As the college football season begins, it’s also time to once again open the age old question: should college athletes be paid?
There has been quite a bit of debate on the topic, especially recently. Ed O’Bannon made a splash just under a year ago when he sued the NCAA in an anti-trust class action lawsuit (one which the Supreme Court declined to take). What there has not been much of is action. Putting aside for a second the more emotional pieces of college athletes and salaries, it is helpful to look at what college athletes are really giving up to pursue their sport.
Athletes give up an enormous and sometimes exorbitant amount of time and control. This is no secret. Many schools tell their athletes that they have to be at their practice and workouts and the “student-athletes” have to schedule their academics around that. For many student-athletes taking certain majors, especially in STEM fields, is simply not an option if they want to keep doing their sport. Even if that major is where their interests lie.
On top of relinquishing some academic control, sports end. Not only do sports end, but no one ever knows when they will end. An athlete could easily be injured in their next game, next practice, even in a freak accident off the field and never play that sport again. There are some athletes, even those who are recruited, who come to school and don’t play.
So they are putting four years of work for their team, not getting on the field or floor, and at graduation might have to graduate with a degree that they didn’t love or wasn’t best for them. That is not fair.

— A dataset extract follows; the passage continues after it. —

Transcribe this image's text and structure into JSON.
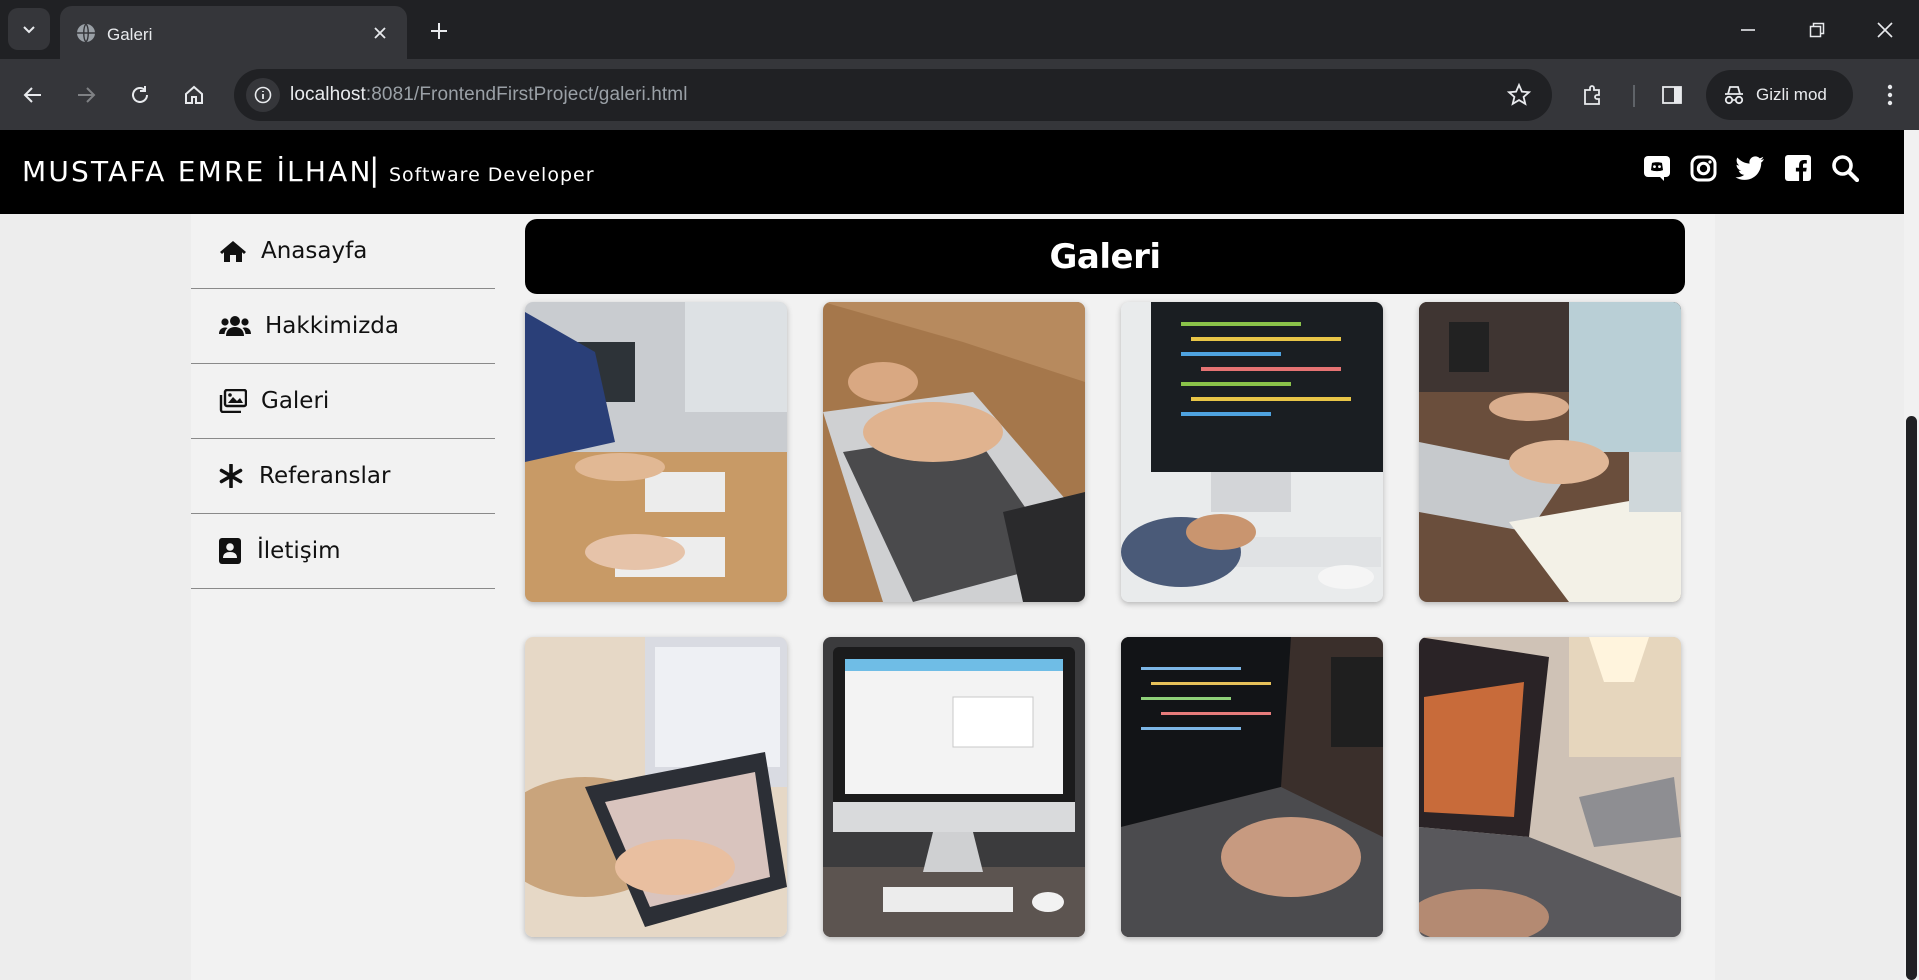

This isn’t taking into account the enormous revenues the NCAA and schools are making from student athletes. Literally millions and millions, if not billions of dollars a year are made on these athletes across sports. To not cut the people who are responsible for that money in is inequitable to say the least. Again, I do get it. People can say bringing money into college sports will spoil the purity of it, the relatability of the athletes as students.
Athletes already have many advantages. They can gain admission to a school they might not have without the sport (though I would argue this is the same as a violinist gaining admission because they play violin, or an artist because they can draw well), they often have access to tutoring, and athletics in college grants a lot of social capital. But what about the student who’s not going to get drafted to the NBA or NFL? The benchwarmer? The one who is injured? The one who won’t make millions of dollars after college.
In other words, the majority of the athletes who are making huge sacrifices and aren’t in the spotlight. It’s not just the superstars, but the behind the scenes heroes that deserve the safety net of a salary.